Earnings results often indicate what direction a company will take in the months ahead. With Q2 behind us, let’s have a look at Fastly (NYSE:FSLY) and its peers.
The amount of content on the internet is exploding, whether it is music, movies and or e-commerce stores. Consumer demand for this content creates network congestion, much like a digital traffic jam which drives demand for specialized content delivery networks (CDN) services that alleviate potential network bottlenecks.
The 4 content delivery stocks we track reported a very strong Q2. As a group, revenues beat analysts’ consensus estimates by 2.7% while next quarter’s revenue guidance was in line.
Luckily, content delivery stocks have performed well with share prices up 11.7% on average since the latest earnings results.
Fastly (NYSE:FSLY)
Taking its name from the core advantage it delivers to customers, Fastly (NYSE:FSLY) operates an edge cloud platform that processes, secures, and delivers web content as close to end users as possible, enabling faster digital experiences.
Fastly reported revenues of $148.7 million, up 12.3% year on year. This print exceeded analysts’ expectations by 2.7%. Overall, it was a very strong quarter for the company with EPS guidance for next quarter exceeding analysts’ expectations and an impressive beat of analysts’ EBITDA estimates.
"Fastly’s second quarter performance resulted in another record revenue quarter, outperforming both our revenue and operating loss guidance. We are raising our financial guidance for 2025 and now expect to generate positive free cash flow for the year,” said Kip Compton, CEO of Fastly.
Interestingly, the stock is up 21% since reporting and currently trades at $7.88.
Is now the time to buy Fastly?

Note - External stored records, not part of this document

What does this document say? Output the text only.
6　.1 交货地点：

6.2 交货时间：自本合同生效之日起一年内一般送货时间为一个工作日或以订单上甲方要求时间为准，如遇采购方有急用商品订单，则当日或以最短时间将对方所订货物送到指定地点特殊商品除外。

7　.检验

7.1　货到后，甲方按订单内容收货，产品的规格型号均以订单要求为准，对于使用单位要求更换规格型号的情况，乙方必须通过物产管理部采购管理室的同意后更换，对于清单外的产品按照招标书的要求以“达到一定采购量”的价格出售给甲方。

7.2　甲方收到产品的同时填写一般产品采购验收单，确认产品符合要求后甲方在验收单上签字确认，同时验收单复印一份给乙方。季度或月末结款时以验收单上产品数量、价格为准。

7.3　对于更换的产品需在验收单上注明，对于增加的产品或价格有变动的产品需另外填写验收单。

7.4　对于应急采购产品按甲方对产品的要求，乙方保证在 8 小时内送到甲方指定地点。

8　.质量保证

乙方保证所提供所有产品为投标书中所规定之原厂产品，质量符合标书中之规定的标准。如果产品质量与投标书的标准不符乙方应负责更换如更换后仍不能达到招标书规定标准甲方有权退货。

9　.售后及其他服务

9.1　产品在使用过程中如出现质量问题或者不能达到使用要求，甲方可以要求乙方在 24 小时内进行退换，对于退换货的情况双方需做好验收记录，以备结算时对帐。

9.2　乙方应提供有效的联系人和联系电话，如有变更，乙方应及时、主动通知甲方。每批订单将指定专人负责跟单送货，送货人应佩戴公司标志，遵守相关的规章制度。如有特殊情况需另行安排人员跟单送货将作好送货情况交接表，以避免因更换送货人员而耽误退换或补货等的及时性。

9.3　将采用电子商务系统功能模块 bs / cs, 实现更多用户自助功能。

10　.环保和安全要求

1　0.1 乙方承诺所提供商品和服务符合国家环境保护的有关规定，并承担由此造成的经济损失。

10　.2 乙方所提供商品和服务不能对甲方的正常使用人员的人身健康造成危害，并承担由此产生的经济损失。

Access our full analysis of the earnings results here, it’s free.
Best Q2: Cloudflare (NYSE:NET)
With a massive network spanning more than 310 cities in over 120 countries, Cloudflare (NYSE:NET) provides a global network that delivers security, performance and reliability services to protect websites, applications, and corporate networks.

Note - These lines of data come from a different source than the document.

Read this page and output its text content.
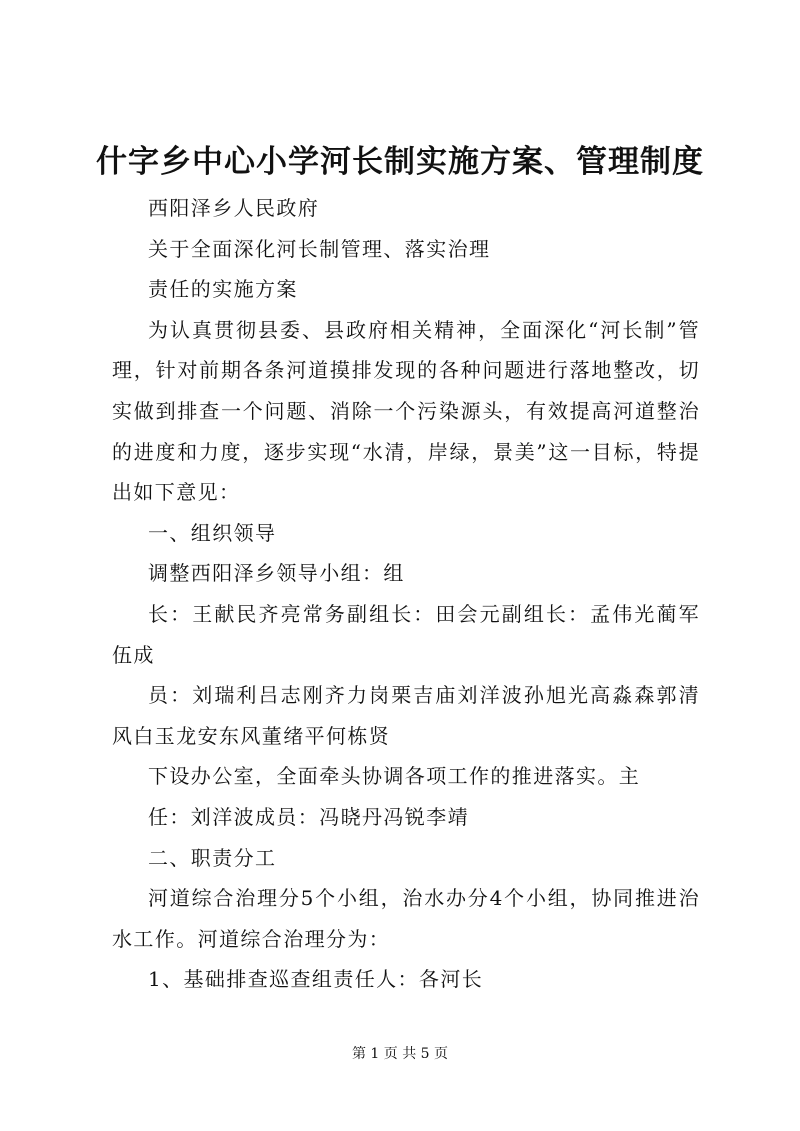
什字乡中心小学河长制实施方案、管理制度

西阳泽乡人民政府

关于全面深化河长制管理、落实治理

责任的实施方案

为认真贯彻县委、县政府相关精神，全面深化“河长制”管理，针对前期各条河道摸排发现的各种问题进行落地整改，切实做到排查一个问题、消除一个污染源头，有效提高河道整治的进度和力度，逐步实现“水清，岸绿，景美”这一目标，特提出如下意见：

一、组织领导

调整西阳泽乡领导小组：组

长：王献民齐亮常务副组长：田会元副组长：孟伟光蔺军伍成

员：刘瑞利吕志刚齐力岗栗吉庙刘洋波孙旭光高淼森郭清风白玉龙安东风董绪平何栋贤

下设办公室，全面牵头协调各项工作的推进落实。主

任：刘洋波成员：冯晓丹冯锐李靖

二、职责分工

河道综合治理分5个小组，治水办分4个小组，协同推进治水工作。河道综合治理分为：

1、基础排查巡查组责任人：各河长

第 1 页 共 5 页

Cloudflare reported revenues of $512.3 million, up 27.8% year on year, outperforming analysts’ expectations by 2.3%. The business had a very strong quarter with an impressive beat of analysts’ billings estimates and EPS guidance for next quarter exceeding analysts’ expectations.
Cloudflare scored the fastest revenue growth among its peers. The market seems happy with the results as the stock is up 8.3% since reporting. It currently trades at $224.71.
Is now the time to buy Cloudflare? Access our full analysis of the earnings results here, it’s free.
Slowest Q2: F5 (NASDAQ:FFIV)
Originally named after the F5 tornado, the most powerful on the meteorological scale, F5 (NASDAQ:FFIV) provides security and delivery solutions that protect applications across cloud, data center, and edge environments for large organizations.
F5 reported revenues of $780.4 million, up 12.2% year on year, exceeding analysts’ expectations by 3.6%. It may have had the worst quarter among its peers, but its results were still good as it also locked in an impressive beat of analysts’ billings estimates and full-year revenue guidance exceeding analysts’ expectations.
Interestingly, the stock is up 11.7% since the results and currently trades at $334.59.
Read our full analysis of F5’s results here.
Akamai Technologies (NASDAQ:AKAM)
With a massive distributed network spanning 4,100+ points of presence in nearly 130 countries, Akamai Technologies (NASDAQ:AKAM) provides a global distributed cloud platform that helps businesses deliver, secure, and optimize their digital experiences online.
Akamai Technologies reported revenues of $1.04 billion, up 6.5% year on year. This number topped analysts’ expectations by 2.2%. Overall, it was a very strong quarter as it also produced EPS guidance for next quarter exceeding analysts’ expectations and full-year EPS guidance exceeding analysts’ expectations.
Akamai Technologies had the weakest performance against analyst estimates and slowest revenue growth among its peers. The stock is up 5.9% since reporting and currently trades at $79.30.
Read our full, actionable report on Akamai Technologies here, it’s free.
Market Update
In response to the Fed’s rate hikes in 2022 and 2023, inflation has been gradually trending down from its post-pandemic peak, trending closer to the Fed’s 2% target. Despite higher borrowing costs, the economy has avoided flashing recessionary signals. This is the much-desired soft landing that many investors hoped for. The recent rate cuts (0.5% in September and 0.25% in November 2024) have bolstered the stock market, making 2024 a strong year for equities. Donald Trump’s presidential win in November sparked additional market gains, sending indices to record highs in the days following his victory. However, debates continue over possible tariffs and corporate tax adjustments, raising questions about economic stability in 2025.